Apelin is initially expressed as the 77-amino acid peptide pre-pro-apelin. Following secretion, the peptide is cleaved to produce three main apelin fragments: apelin 36, apelin-17 and apelin-16. Apelin is thought to signal primarily through Gαi, although there is evidence that the receptor may also couple to Gαq. Elabela is a 54-amino acid peptide that is cleaved to produce a 32-amino acid secreted peptide. ELA peptides display some bias toward the G protein pathway versus the β-arrestin signaling pathway, although both Apelin and ELA probably have different signaling profiles in different tissues and organs.
Apelin has a significant role in the cardiovascular system, causing vasodilation and having a positive inotropic effect. It regulates fluid homeostasis via the hypothalamic-pituitary-adrenal axis and modulates cardiovascular function via the forebrain and brain stem.
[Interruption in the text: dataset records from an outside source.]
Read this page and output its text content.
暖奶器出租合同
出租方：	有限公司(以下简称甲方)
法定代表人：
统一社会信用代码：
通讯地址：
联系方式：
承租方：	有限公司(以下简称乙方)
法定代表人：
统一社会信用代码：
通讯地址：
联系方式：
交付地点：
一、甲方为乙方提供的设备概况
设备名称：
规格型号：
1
Increased apelin expression is associated with certain cancers, inducing endothelial cell migration and proliferation, and promoting neoangiogenesis. In addition, apelin inhibits insulin secretion, decreases glucose levels, regulates gut glucose absorption, and has a role in the pathogenesis of diabetes-related complications.
ELA is important in development, particularly of the cardiovascular system, and promotes self-renewal of human embryonic stem cells.